Joshua Burnside - Late Afternoon in the Meadow (1887) 1

Joshua Burnside – Late Afternoon in the Meadow (1887)

Experimental folk singer songwriter  Joshua Burnside  has just released the EP ‘Late Afternoon In The Meadow (1887)‘ Taking influences from Irish trad, electronica and alternative music he snips and weaves the genres with a mixture of ancient found sounds, world music and innovative production methods ahead of his biggest homecoming headline show to date; the Ulster Hall, Belfast on December 23rd. 

Boundary pushing folk music seems to be having a renaissance lately, drawing on ancient Celtic traditions yet surging forwards, with bands like Lankum toppling the boundaries over all together, reinventing the genre and winning the RTÉ Choice Music Prize Irish Album of the Year whilst bursting into the mainstream consciousness. Similarly, Tom Coll, drummer from Fontaines DC released Goitse A Thaisce (A Compilation of Irish Music – Volume One) celebrating the genre via his own independent label Skinty Records, while Folk Punks The Mary Wallopers are on an upward trajectory after amassing a huge live following ahead of their debut together with metal/ folk outfit The Scratch, who even played the Barbican Centre London as well as selling out 3Olympia Theatre Dublin. Burnside himself won the ‘Best Album’ award at the NI Music Prize in 2017 and has been heavily featured on BBC Radio 6, BBC Radio 1, BBC Radio 2 and KEXP.

Unlike the trad fused punk vibes of the Scratch and the Mary Wallopers, Burnside’s latest EP is more akin to Lankum with a more reflective and introspective vibe, expertly picking from a palette of world music, electronica, Irish trad and ancient found sounds to layer and create his soundscape with depth and mythical lyrics imbued with contemporary and urban landscapes.

There is something about the polyphonic texture of the drones of the Ullian pipes and deep vocal harmonies in the music that can be felt on a visceral level. Bands like Lankum use both the Irish Ullian pipes and Delhi harmonium to create warm, thick buzzing walls of exquisite noise, while Burnside uses the vocals, pipes and fiddles, layered with discordant found sounds to penetrate the subconscious. The fact that the droning resonance of such instruments create such similar soundscapes from Ireland to India tells us a lot about the universal human condition.
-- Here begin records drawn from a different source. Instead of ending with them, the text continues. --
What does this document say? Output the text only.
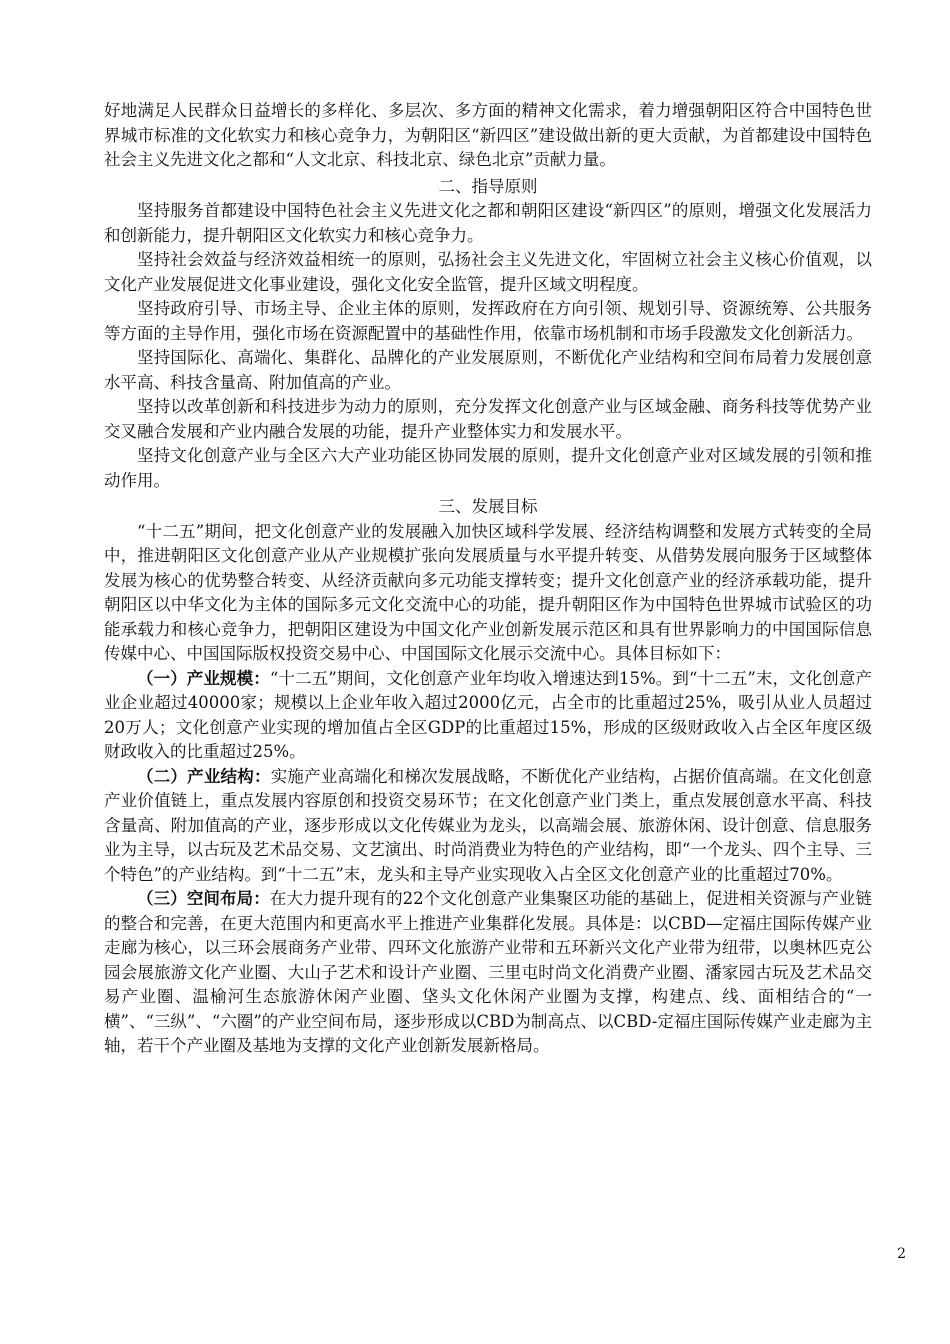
好地满足人民群众日益增长的多样化、多层次、多方面的精神文化需求，着力增强朝阳区符合中国特色世界城市标准的文化软实力和核心竞争力，为朝阳区“新四区”建设做出新的更大贡献，为首都建设中国特色社会主义先进文化之都和“人文北京、科技北京、绿色北京”贡献力量。

二、指导原则

坚持服务首都建设中国特色社会主义先进文化之都和朝阳区建设“新四区”的原则，增强文化发展活力和创新能力，提升朝阳区文化软实力和核心竞争力。

坚持社会效益与经济效益相统一的原则，弘扬社会主义先进文化，牢固树立社会主义核心价值观，以文化产业发展促进文化事业建设，强化文化安全监管，提升区域文明程度。

坚持政府引导、市场主导、企业主体的原则，发挥政府在方向引领、规划引导、资源统筹、公共服务等方面的主导作用，强化市场在资源配置中的基础性作用，依靠市场机制和市场手段激发文化创新活力。

坚持国际化、高端化、集群化、品牌化的产业发展原则，不断优化产业结构和空间布局着力发展创意水平高、科技含量高、附加值高的产业。

坚持以改革创新和科技进步为动力的原则，充分发挥文化创意产业与区域金融、商务科技等优势产业交叉融合发展和产业内融合发展的功能，提升产业整体实力和发展水平。

坚持文化创意产业与全区六大产业功能区协同发展的原则，提升文化创意产业对区域发展的引领和推动作用。

三、发展目标

“十二五”期间，把文化创意产业的发展融入加快区域科学发展、经济结构调整和发展方式转变的全局中，推进朝阳区文化创意产业从产业规模扩张向发展质量与水平提升转变、从借势发展向服务于区域整体发展为核心的优势整合转变、从经济贡献向多元功能支撑转变；提升文化创意产业的经济承载功能，提升朝阳区以中华文化为主体的国际多元文化交流中心的功能，提升朝阳区作为中国特色世界城市试验区的功能承载力和核心竞争力，把朝阳区建设为中国文化产业创新发展示范区和具有世界影响力的中国国际信息传媒中心、中国国际版权投资交易中心、中国国际文化展示交流中心。具体目标如下：

（一）产业规模：“十二五”期间，文化创意产业年均收入增速达到15%。到“十二五”末，文化创意产业企业超过40000家；规模以上企业年收入超过2000亿元，占全市的比重超过25%，吸引从业人员超过20万人；文化创意产业实现的增加值占全区GDP的比重超过15%，形成的区级财政收入占全区年度区级财政收入的比重超过25%。

（二）产业结构：实施产业高端化和梯次发展战略，不断优化产业结构，占据价值高端。在文化创意产业价值链上，重点发展内容原创和投资交易环节；在文化创意产业门类上，重点发展创意水平高、科技含量高、附加值高的产业，逐步形成以文化传媒业为龙头，以高端会展、旅游休闲、设计创意、信息服务业为主导，以古玩及艺术品交易、文艺演出、时尚消费业为特色的产业结构，即“一个龙头、四个主导、三个特色”的产业结构。到“十二五”末，龙头和主导产业实现收入占全区文化创意产业的比重超过70%。

（三）空间布局：在大力提升现有的22个文化创意产业集聚区功能的基础上，促进相关资源与产业链的整合和完善，在更大范围内和更高水平上推进产业集群化发展。具体是：以CBD—定福庄国际传媒产业走廊为核心，以三环会展商务产业带、四环文化旅游产业带和五环新兴文化产业带为纽带，以奥林匹克公园会展旅游文化产业圈、大山子艺术和设计产业圈、三里屯时尚文化消费产业圈、潘家园古玩及艺术品交易产业圈、温榆河生态旅游休闲产业圈、垡头文化休闲产业圈为支撑，构建点、线、面相结合的“一横”、“三纵”、“六圈”的产业空间布局，逐步形成以CBD为制高点、以CBD-定福庄国际传媒产业走廊为主轴，若干个产业圈及基地为支撑的文化产业创新发展新格局。

2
Lou Reed also understood the power of drones in his divisive Metal Machine Music LP, inspired by La Monte Young. He made incredible use of drones using electric guitars and after his death his wife, artist and Grammy winning singer and multi media artist Laurie Anderson created a sonic art Installation using the reverb from his guitars called ‘Lou Reed Drones.’ It was a life changing experience where attendees were presented with ear plugs on the way in, enabling participants to listen with more than their ears; experiencing the reverbed vibrations from his guitars with senses that you never even knew you had. The deep harmonic ancient polyphonic buzz in Josh Burnside’s EP, particularly in the opening track ‘Woven’ have a similar intense effect, boring deep into your soul, rather than just through your headphones.

‘Woven‘ opens with distorted voices in the distance like when you are in a half dream half waking state with an elderly voice saying ‘ the person who didn’t care was probably making it up” The sound of discordant fiddles tuning up in the distance reminds me of being a child half asleep on a pile of coats at an Irish hooley, hearing the voices in the distance. Suddenly you open your eyes and you hear it in focus- that multi sensory vocal, fiddle and pipe droning. There is a grit, yet beauty and poetry to the lyrics when he speaks of wanting to roll up the dark thread woven in their head “For a Kitten to play with” taking something dark and making it warm and manageable. That juxtaposition of harshness and beauty is there within the mythical imagery of the Greek God Kronos saying, ” Kronos/ I would eat you up/ You’d live inside me/ Keep you warm/ Safe/ Like a baby / Never born/ never dies‘ – a smothering kind of warmth. He says, “I wanna pull you out/ Of this well/ So damn dark and deep/And wrap you in a tinfoil sheet” beautifully illustrating the hope that exists even in the darkest times- mixing the ancient and the mythical with the modern. I think that it was no coincidence that folk genres, like sea shanties were what people craved and were drawn to online during the pandemic. There is something safe and grounding about going back to our roots.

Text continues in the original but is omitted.